Ou seja, a diferença entre os 10%, com a dedução na receita de patentes, e o mínimo de 15% ainda precisa ser tributada. Para Hess, do grupo industrial Swissholdings, essa imposição é prejudicial à Suíça, porque a dedução de patentes não pode ser usada como incentivo fiscal, o que, segundo ele, também poderia prejudicar a inovação. 

A Oxfam, todavia, vê a situação de forma diferente. “O que nos preocupa é que as empresas desenvolvam uma estratégia fiscal que faça uso de uma patent box, ou outras formas de reduzir seus impostos numa jurisdição, e depois se assegurem de que têm ativos suficientes para usufruir da dedução sobre bens e funcionários contratados, de modo que acabem pagando menos de 15% no total”, diz Hallum. “O que tememos é que esses mecanismos tenham aberto o caminho para um novo tipo de planejamento tributário”.

Uma perspectiva compartilhada por Bunn. “Não quero ser tão cínico a ponto de dizer que é tudo um jogo, mas está muito próximo de ser e as regras estão mudando. E, quando as regras mudam, a maneira como os jogadores jogam também muda”, diz Bunn. “Se a nova alíquota efetiva é de 15%, então há motivo para que as empresas tentem pagar 15% onde quer que estejam, mesmo num país com impostos mais altos”.

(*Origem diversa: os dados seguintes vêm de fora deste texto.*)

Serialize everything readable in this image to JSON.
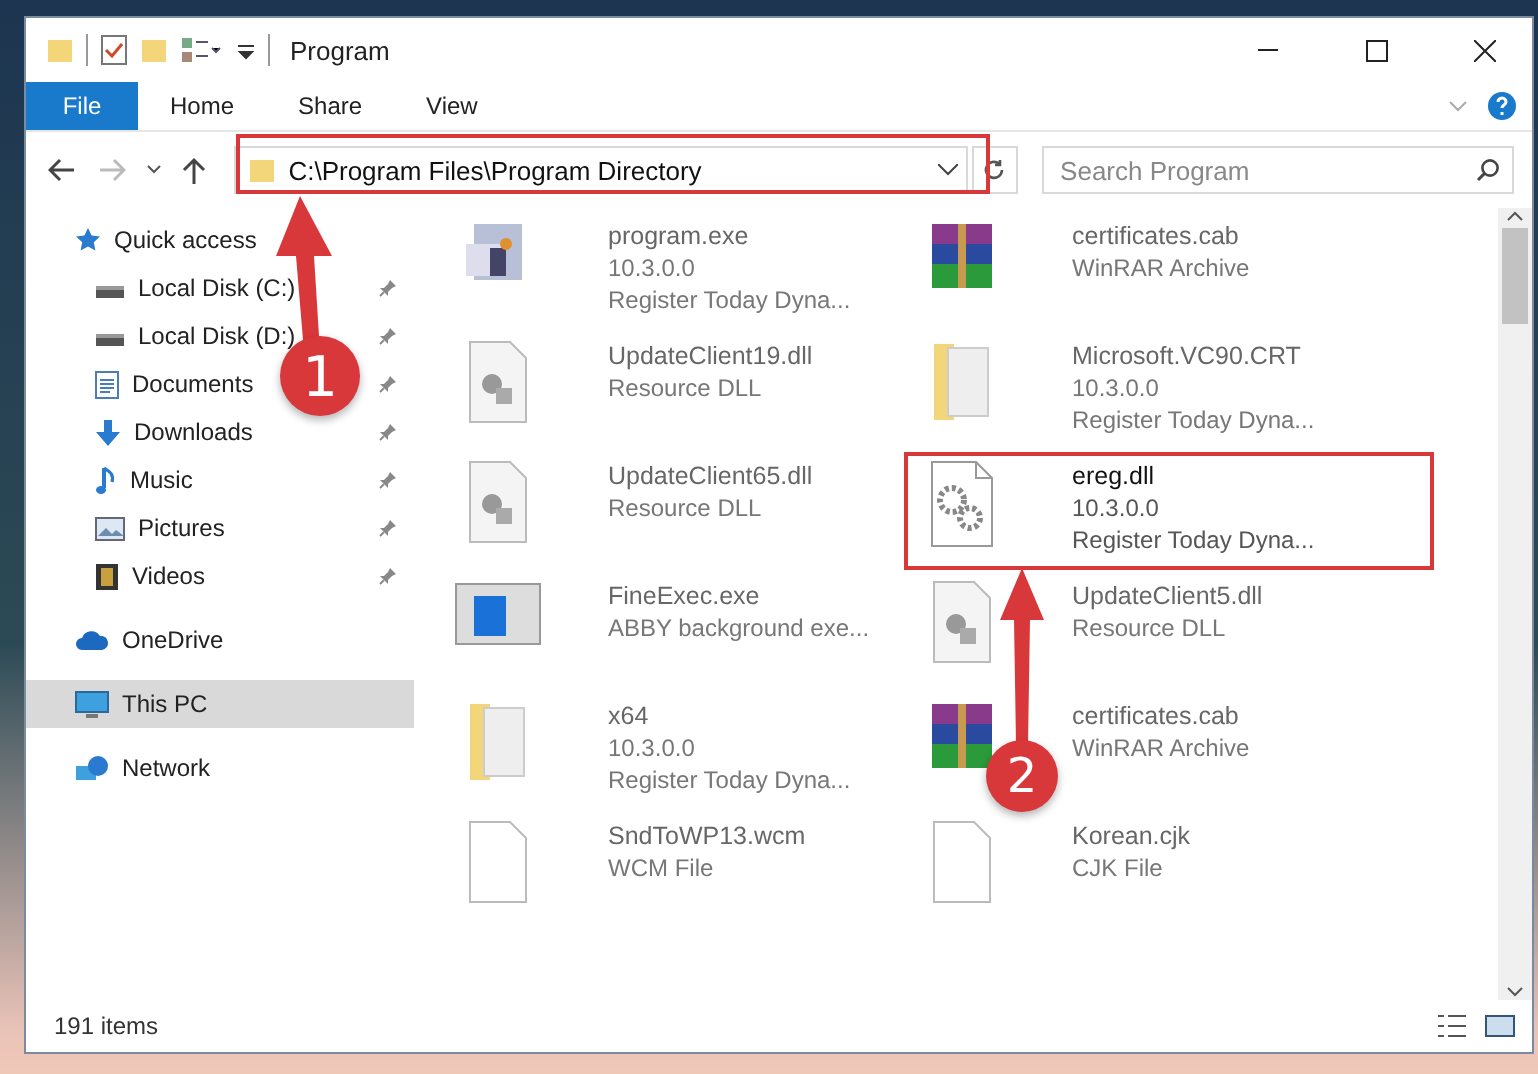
{
  "window": {
    "title": "Program"
  },
  "ribbon_tabs": [
    {
      "label": "File",
      "selected": true
    },
    {
      "label": "Home",
      "selected": false
    },
    {
      "label": "Share",
      "selected": false
    },
    {
      "label": "View",
      "selected": false
    }
  ],
  "address": {
    "path": "C:\\Program Files\\Program Directory"
  },
  "search": {
    "placeholder": "Search Program"
  },
  "sidebar": {
    "items": [
      {
        "label": "Quick access",
        "kind": "star",
        "pinned": false,
        "selected": false,
        "children": [
          {
            "label": "Local Disk (C:)",
            "kind": "disk",
            "pinned": true,
            "selected": false
          },
          {
            "label": "Local Disk (D:)",
            "kind": "disk",
            "pinned": true,
            "selected": false
          },
          {
            "label": "Documents",
            "kind": "document",
            "pinned": true,
            "selected": false
          },
          {
            "label": "Downloads",
            "kind": "download",
            "pinned": true,
            "selected": false
          },
          {
            "label": "Music",
            "kind": "music",
            "pinned": true,
            "selected": false
          },
          {
            "label": "Pictures",
            "kind": "pictures",
            "pinned": true,
            "selected": false
          },
          {
            "label": "Videos",
            "kind": "videos",
            "pinned": true,
            "selected": false
          }
        ]
      },
      {
        "label": "OneDrive",
        "kind": "cloud",
        "pinned": false,
        "selected": false
      },
      {
        "label": "This PC",
        "kind": "pc",
        "pinned": false,
        "selected": true
      },
      {
        "label": "Network",
        "kind": "network",
        "pinned": false,
        "selected": false
      }
    ]
  },
  "files": [
    {
      "name": "program.exe",
      "details": [
        "10.3.0.0",
        "Register Today Dyna..."
      ],
      "kind": "app",
      "blurred": true
    },
    {
      "name": "certificates.cab",
      "details": [
        "WinRAR Archive"
      ],
      "kind": "archive",
      "blurred": true
    },
    {
      "name": "UpdateClient19.dll",
      "details": [
        "Resource DLL"
      ],
      "kind": "dll",
      "blurred": true
    },
    {
      "name": "Microsoft.VC90.CRT",
      "details": [
        "10.3.0.0",
        "Register Today Dyna..."
      ],
      "kind": "folder",
      "blurred": true
    },
    {
      "name": "UpdateClient65.dll",
      "details": [
        "Resource DLL"
      ],
      "kind": "dll",
      "blurred": true
    },
    {
      "name": "ereg.dll",
      "details": [
        "10.3.0.0",
        "Register Today Dyna..."
      ],
      "kind": "gears",
      "blurred": false
    },
    {
      "name": "FineExec.exe",
      "details": [
        "ABBY background exe..."
      ],
      "kind": "window",
      "blurred": true
    },
    {
      "name": "UpdateClient5.dll",
      "details": [
        "Resource DLL"
      ],
      "kind": "dll",
      "blurred": true
    },
    {
      "name": "x64",
      "details": [
        "10.3.0.0",
        "Register Today Dyna..."
      ],
      "kind": "folder",
      "blurred": true
    },
    {
      "name": "certificates.cab",
      "details": [
        "WinRAR Archive"
      ],
      "kind": "archive",
      "blurred": true
    },
    {
      "name": "SndToWP13.wcm",
      "details": [
        "WCM File"
      ],
      "kind": "blank",
      "blurred": true
    },
    {
      "name": "Korean.cjk",
      "details": [
        "CJK File"
      ],
      "kind": "blank",
      "blurred": true
    }
  ],
  "status_bar": {
    "count": "191 items"
  },
  "annotations": [
    {
      "number": "1"
    },
    {
      "number": "2"
    }
  ]
}
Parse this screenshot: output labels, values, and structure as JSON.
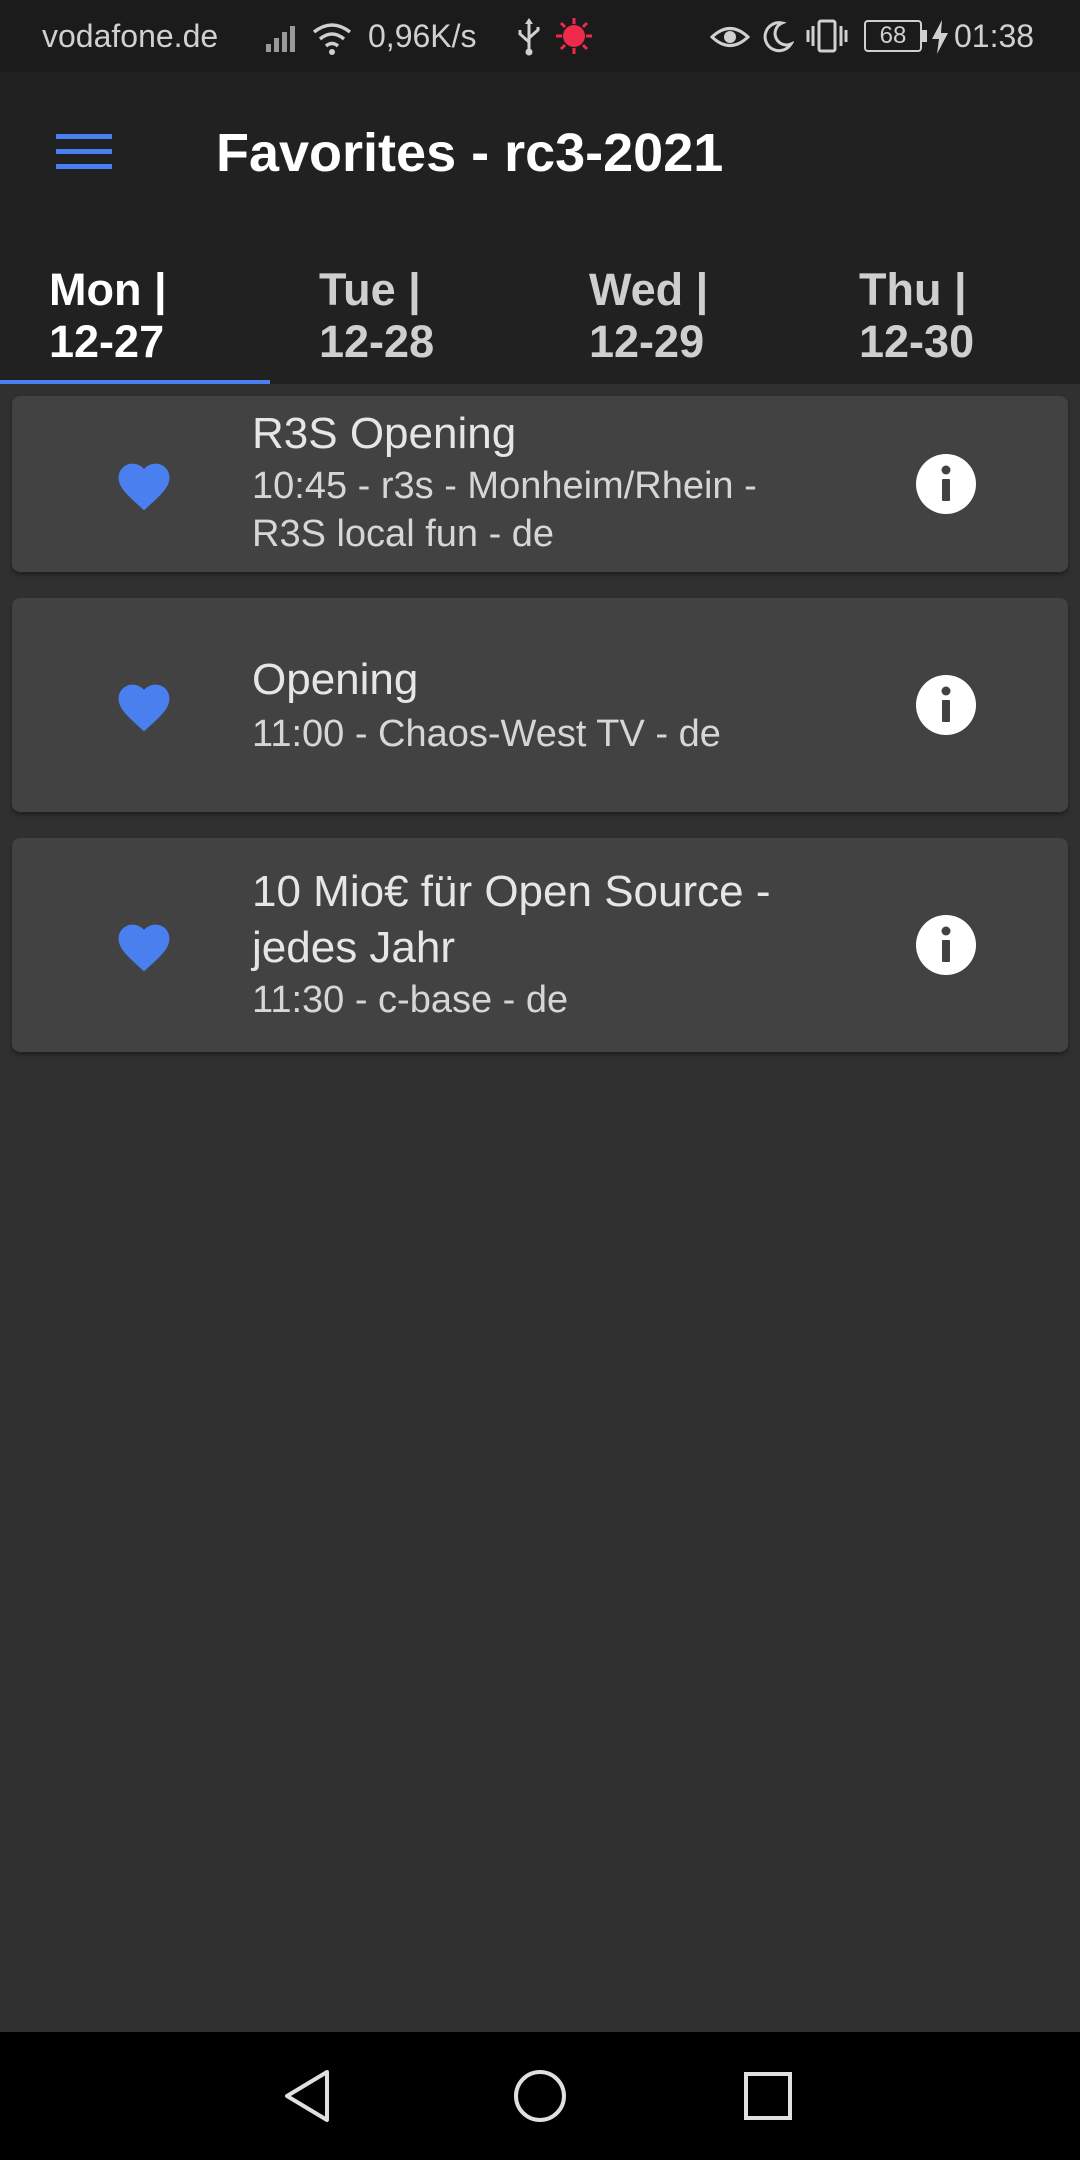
{
  "status_bar": {
    "carrier": "vodafone.de",
    "speed": "0,96K/s",
    "battery": "68",
    "time": "01:38"
  },
  "app_bar": {
    "title": "Favorites - rc3-2021",
    "menu_icon": "hamburger-menu-icon"
  },
  "tabs": [
    {
      "day": "Mon |",
      "date": "12-27",
      "active": true
    },
    {
      "day": "Tue |",
      "date": "12-28",
      "active": false
    },
    {
      "day": "Wed |",
      "date": "12-29",
      "active": false
    },
    {
      "day": "Thu |",
      "date": "12-30",
      "active": false
    }
  ],
  "events": [
    {
      "title": "R3S Opening",
      "subtitle_lines": [
        "10:45 - r3s - Monheim/Rhein -",
        "R3S local fun - de"
      ],
      "favorite": true
    },
    {
      "title": "Opening",
      "subtitle_lines": [
        "11:00 - Chaos-West TV - de"
      ],
      "favorite": true
    },
    {
      "title_lines": [
        "10 Mio€ für Open Source -",
        "jedes Jahr"
      ],
      "subtitle_lines": [
        "11:30 - c-base - de"
      ],
      "favorite": true
    }
  ],
  "colors": {
    "accent": "#4a7ff0",
    "background": "#303030",
    "card": "#424242",
    "app_bar": "#212121"
  },
  "icons": {
    "favorite": "heart-icon",
    "info": "info-icon",
    "nav_back": "back-triangle-icon",
    "nav_home": "home-circle-icon",
    "nav_recents": "recents-square-icon"
  }
}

Esse modo de ‘jogar’ com o sistema é a razão pela qual Aswath Damodaran, professor da Universidade de Nova York, diz que focar na taxa de impostos faz com que o panorama geral se perca. “Os governos dos países não veem o sistema tributário como um instrumento para arrecadar mais verba. Eles usam o código fiscal para recompensar o que acreditam ser um bom comportamento e punir o que classificam como mau comportamento, e isso é um problema”, disse ele à SWI.

Futuro incerto

A ministra suíça das Finanças, Ueli Maurer, amenizou as preocupações com o acordo, dizendo no início de outubro que “no final, os ajustes não serão tão grandes quanto temíamos”. Além das deduções, os países também concordaram em manter a alíquota em 15%, ao invés de “pelo menos 15%”, como nas propostas anteriores.

Embora os detalhes sobre a implementação do acordo ainda estejam sendo discutidos, a OCDE já estabeleceu que somente empresas com uma receita global de pelo menos 750 milhões de euros (US$ 867 milhões) precisarão pagar a taxa de 15%. O Ministério das Finanças estima que isso afetará 200 empresas com sede na Suíça e algumas milhares de subsidiárias de empresas estrangeiras.

A outra parte do acordo, que visa a redistribuição de lucros, provavelmente só afetará grandes multinacionais como Nestlé, Novartis e Roche. O acordo, portanto, não afeta as pequenas e médias empresas, que representam 99% das empresas do país. Os setores bancário e de mineração também estão excluídos do acordo.

Embora o impacto do acordo possa ser mais limitado do que se esperava, ainda há quem tema repercussões negativas, especialmente em setores como o farmacêutico, que representa quase metade das exportações suíças. “A Suíça vai ter que reinventar a roda para se manter atrativa”, diz Hess.